Time Boundary Strategy #2: Describe How Your Behavior Will Change.

Explain the change that you are going to make in your behavior to remedy the situation. Perhaps in this instance you might say, "Next week, I'm going to focus on my report, and won't answer calls until after 3 PM."

Notice that by stating this boundary as a change that you are making, you're keeping all the power within your control. If, instead, you request that the other person not call, you are asking them to change their behavior, and forfeiting control over the outcome.

Time Boundary Strategy #3: Negotiate, Don't Capitulate.

Request their understanding and cooperation, but be clear that you'll be changing your end, no matter what.
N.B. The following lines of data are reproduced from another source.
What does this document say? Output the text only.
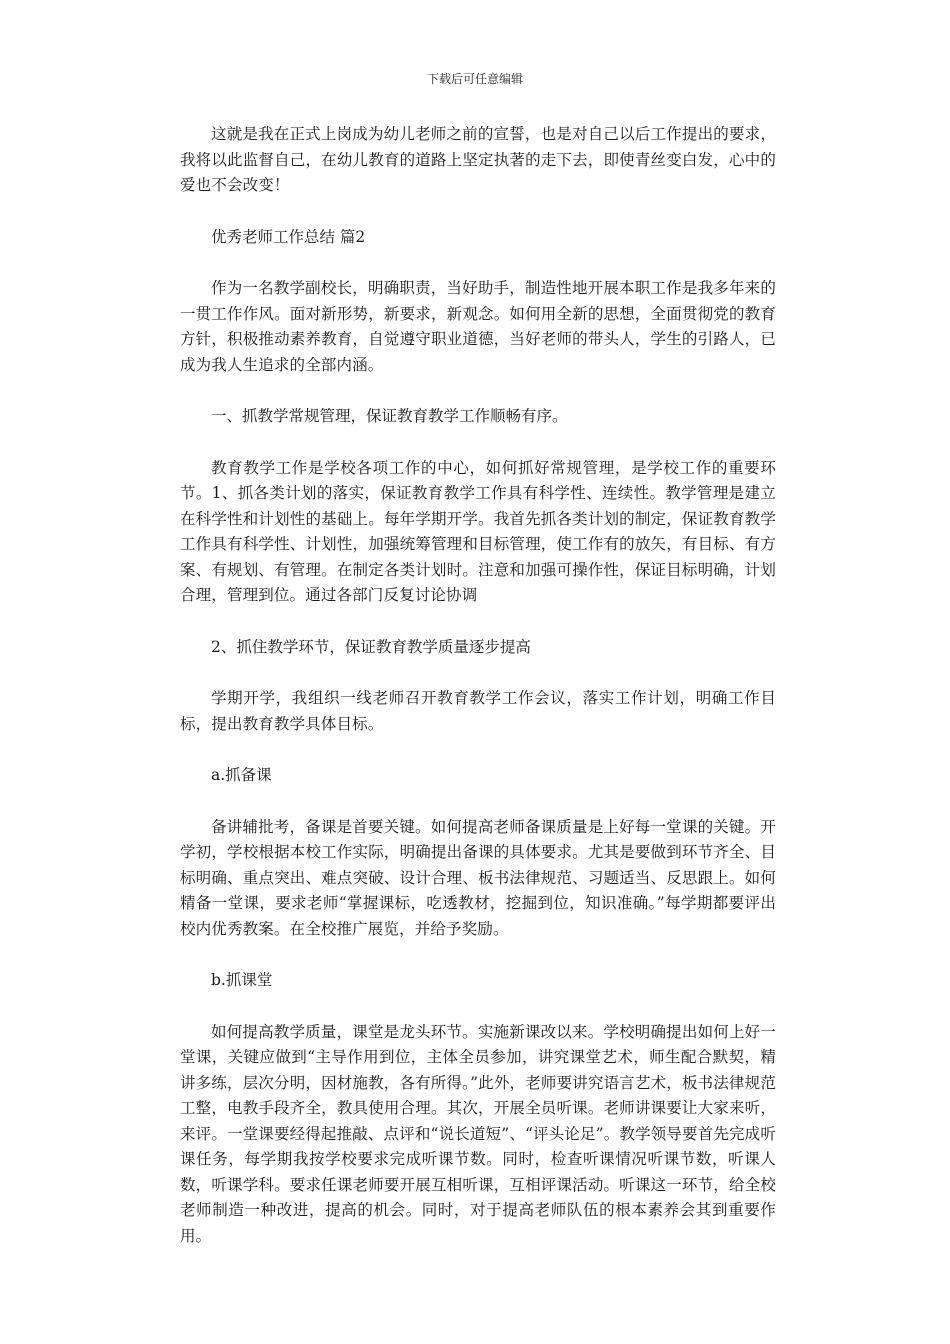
下载后可任意编辑

这就是我在正式上岗成为幼儿老师之前的宣誓，也是对自己以后工作提出的要求，我将以此监督自己，在幼儿教育的道路上坚定执著的走下去，即使青丝变白发，心中的爱也不会改变！

优秀老师工作总结 篇2

作为一名教学副校长，明确职责，当好助手，制造性地开展本职工作是我多年来的一贯工作作风。面对新形势，新要求，新观念。如何用全新的思想，全面贯彻党的教育方针，积极推动素养教育，自觉遵守职业道德，当好老师的带头人，学生的引路人，已成为我人生追求的全部内涵。

一、抓教学常规管理，保证教育教学工作顺畅有序。

教育教学工作是学校各项工作的中心，如何抓好常规管理，是学校工作的重要环节。1、抓各类计划的落实，保证教育教学工作具有科学性、连续性。教学管理是建立在科学性和计划性的基础上。每年学期开学。我首先抓各类计划的制定，保证教育教学工作具有科学性、计划性，加强统筹管理和目标管理，使工作有的放矢，有目标、有方案、有规划、有管理。在制定各类计划时。注意和加强可操作性，保证目标明确，计划合理，管理到位。通过各部门反复讨论协调

2、抓住教学环节，保证教育教学质量逐步提高

学期开学，我组织一线老师召开教育教学工作会议，落实工作计划，明确工作目标，提出教育教学具体目标。

a.抓备课

备讲辅批考，备课是首要关键。如何提高老师备课质量是上好每一堂课的关键。开学初，学校根据本校工作实际，明确提出备课的具体要求。尤其是要做到环节齐全、目标明确、重点突出、难点突破、设计合理、板书法律规范、习题适当、反思跟上。如何精备一堂课，要求老师“掌握课标，吃透教材，挖掘到位，知识准确。”每学期都要评出校内优秀教案。在全校推广展览，并给予奖励。

b.抓课堂

如何提高教学质量，课堂是龙头环节。实施新课改以来。学校明确提出如何上好一堂课，关键应做到“主导作用到位，主体全员参加，讲究课堂艺术，师生配合默契，精讲多练，层次分明，因材施教，各有所得。”此外，老师要讲究语言艺术，板书法律规范工整，电教手段齐全，教具使用合理。其次，开展全员听课。老师讲课要让大家来听，来评。一堂课要经得起推敲、点评和“说长道短”、“评头论足”。教学领导要首先完成听课任务，每学期我按学校要求完成听课节数。同时，检查听课情况听课节数，听课人数，听课学科。要求任课老师要开展互相听课，互相评课活动。听课这一环节，给全校老师制造一种改进，提高的机会。同时，对于提高老师队伍的根本素养会其到重要作用。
It is perfectly suitable, at this point, to negotiate how to support your colleagues while you are unavailable. In fact, this helps reinforce how serious you are about making this change, and encourages their taking responsibility to troubleshoot in advance.

By using "I" messages that focus on what you feel and what you will do, you clarify that you're not setting this boundary to punish the other person, nor attempting to engage in a power play.

If you find that you can't translate your boundary into changes that you will be making, examine whether the change you seek will require a shift on your end that you feel ambivalent about. If there are consequences to this boundary you are not comfortable with, revise the boundary so that you are fully prepared to follow through on your end.

You will experience an important side benefit if you follow this approach. More and more, you will think of your time challenges in terms of choices you make that you can change. By doing so, you reduce your resentment, and you increase your creativity, confidence, and optimism about how you can spend your time.

So, what is your next move in creating effective boundaries?